Using Cross-Device Authentication

Passkeys are not limited to the platform. There are other ways to log in with passkeys, as illustrated by the following Chrome and Safari screenshots. One of these is cross-device authentication (CDA), by choosing the option to login using a smartphone or tablet. In this flow, the browser displays a QR code that the user can scan with their mobile phone’s camera. Then the devices communicate via Bluethooth to let the user sign in with the passkey from the mobile device.

Using External Passkeys

One security concern with platform passkeys is that if the user's account is compromised, and passkeys are backed up to the cloud, a malicious party might gain access to the user's passkeys.
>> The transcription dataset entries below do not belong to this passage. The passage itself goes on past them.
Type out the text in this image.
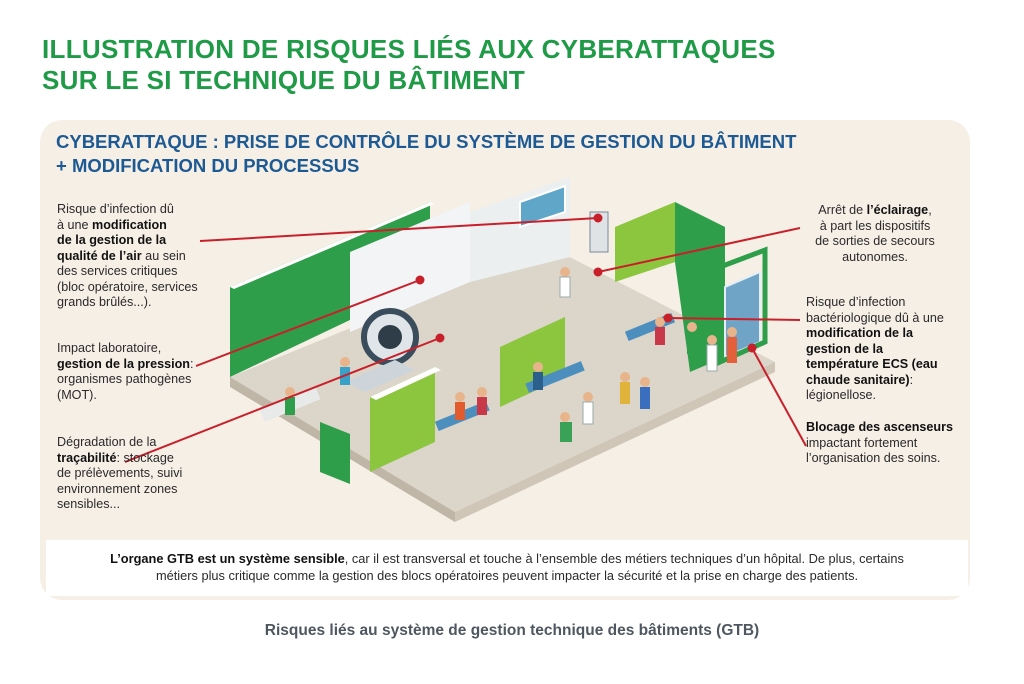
ILLUSTRATION DE RISQUES LIÉS AUX CYBERATTAQUES
SUR LE SI TECHNIQUE DU BÂTIMENT
CYBERATTAQUE : PRISE DE CONTRÔLE DU SYSTÈME DE GESTION DU BÂTIMENT
+ MODIFICATION DU PROCESSUS
Risque d’infection dû
à une modification
de la gestion de la
qualité de l’air au sein
des services critiques
(bloc opératoire, services
grands brûlés...).
Impact laboratoire,
gestion de la pression:
organismes pathogènes
(MOT).
Dégradation de la
traçabilité: stockage
de prélèvements, suivi
environnement zones
sensibles...
Arrêt de l’éclairage,
à part les dispositifs
de sorties de secours
autonomes.
Risque d’infection
bactériologique dû à une
modification de la
gestion de la
température ECS (eau
chaude sanitaire):
légionellose.
Blocage des ascenseurs
impactant fortement
l’organisation des soins.

L’organe GTB est un système sensible, car il est transversal et touche à l’ensemble des métiers techniques d’un hôpital. De plus, certains
métiers plus critique comme la gestion des blocs opératoires peuvent impacter la sécurité et la prise en charge des patients.

Risques liés au système de gestion technique des bâtiments (GTB)
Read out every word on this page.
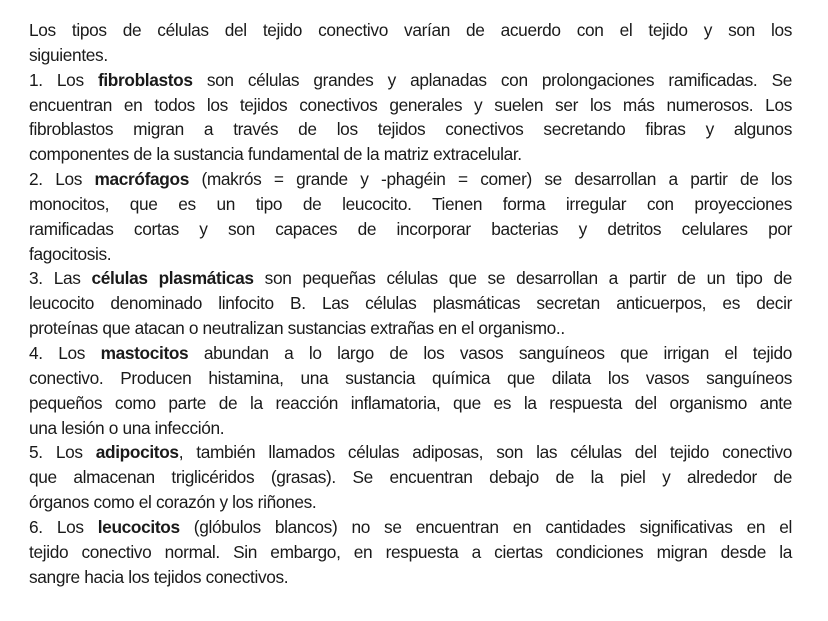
Los tipos de células del tejido conectivo varían de acuerdo con el tejido y son los
siguientes.
1. Los fibroblastos son células grandes y aplanadas con prolongaciones ramificadas. Se
encuentran en todos los tejidos conectivos generales y suelen ser los más numerosos. Los
fibroblastos migran a través de los tejidos conectivos secretando fibras y algunos
componentes de la sustancia fundamental de la matriz extracelular.
2. Los macrófagos (makrós = grande y -phagéin = comer) se desarrollan a partir de los
monocitos, que es un tipo de leucocito. Tienen forma irregular con proyecciones
ramificadas cortas y son capaces de incorporar bacterias y detritos celulares por
fagocitosis.
3. Las células plasmáticas son pequeñas células que se desarrollan a partir de un tipo de
leucocito denominado linfocito B. Las células plasmáticas secretan anticuerpos, es decir
proteínas que atacan o neutralizan sustancias extrañas en el organismo..
4. Los mastocitos abundan a lo largo de los vasos sanguíneos que irrigan el tejido
conectivo. Producen histamina, una sustancia química que dilata los vasos sanguíneos
pequeños como parte de la reacción inflamatoria, que es la respuesta del organismo ante
una lesión o una infección.
5. Los adipocitos, también llamados células adiposas, son las células del tejido conectivo
que almacenan triglicéridos (grasas). Se encuentran debajo de la piel y alrededor de
órganos como el corazón y los riñones.
6. Los leucocitos (glóbulos blancos) no se encuentran en cantidades significativas en el
tejido conectivo normal. Sin embargo, en respuesta a ciertas condiciones migran desde la
sangre hacia los tejidos conectivos.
To protect against this, users should ensure strong device and account authentication.

An alternative option is to log in using a FIDO security key, configured with a PIN. These produce device-bound passkeys where the private key is guaranteed to never leave the device. As a backup solution users can keep a secondary FIDO security key, with additional passkeys for each of the applications that they have registered with.

The user can take their security key with them and use it at many devices, such as by plugging it into a USB socket or using near field communication (NFC) on a mobile device.

Using Passkeys in Native Mode

For a purely native user experience in mobile apps, integrate passkeys outside the system browser with native SDKs that call native APIs. The operating system provides these APIs, and also the system screens for the user interaction.

Passkeys in an OAuth Architecture

When a client uses OAuth, it runs an OpenID Connect Code Flow to begin passkeys authentication. Doing so outsources the complexity to the authorization server, which implements the passkeys authentication, in a way that can be used by multiple clients. Once passkeys authentication is complete, each client then receives a set of OAuth tokens and can call its APIs with the correct security.

In the OpenID Connect Code Flow, the authorization server redirects the browser to authentication forms that implement the required JavaScript code for the passkeys authentication. The passkeys form invokes the WebAuthn API of the browser, that generates a signature with the private key of the passkey. The form then forwards the signature to the authorization server, which performs the cryptographic verification using the user’s registered public key.

By default, OAuth utilizes the system browser and not native passkey APIs for interactive user authentication. To implement native passkey logins, the authorization server can implement OpenID Connect in an API driven manner, and provide a client side SDK. The SDK can avoid opening the system browser, and instead call native WebAuthn APIs:

Passkeys in the Curity Identity Server

The Curity Identity Server supports both of the above flows. The Passkeys Tutorial shows how to configure passkeys authentication. For browser use cases, simply enable the authentication method for clients. You can also implement Native Passkeys in Mobile Apps, using the Hypermedia Authentication API (HAAPI) and its client SDK. In this case the Curity Identity Server also hosts the required mobile asset files.

How to Integrate Passkeys

If you are already using an OAuth architecture, adding support for passkeys authentication should be straightforward. This can be done with full reliability and considerable benefits in user experience. You do however need to understand some technology limitations and how to manage them. The Passkeys - Design your Solution article summarizes the main behaviors and provides some recommdations.

Conclusion

Passkeys provide a cutting edge blend of strong security and modern usability. We recommend that you support passkeys authentication in your applications, since they eliminate password related attack vectors, which benefits both users and organizations. Implement passkeys authentication in the context of an OAuth flow, so that, once authentication is complete, API access continues to work in the standard way.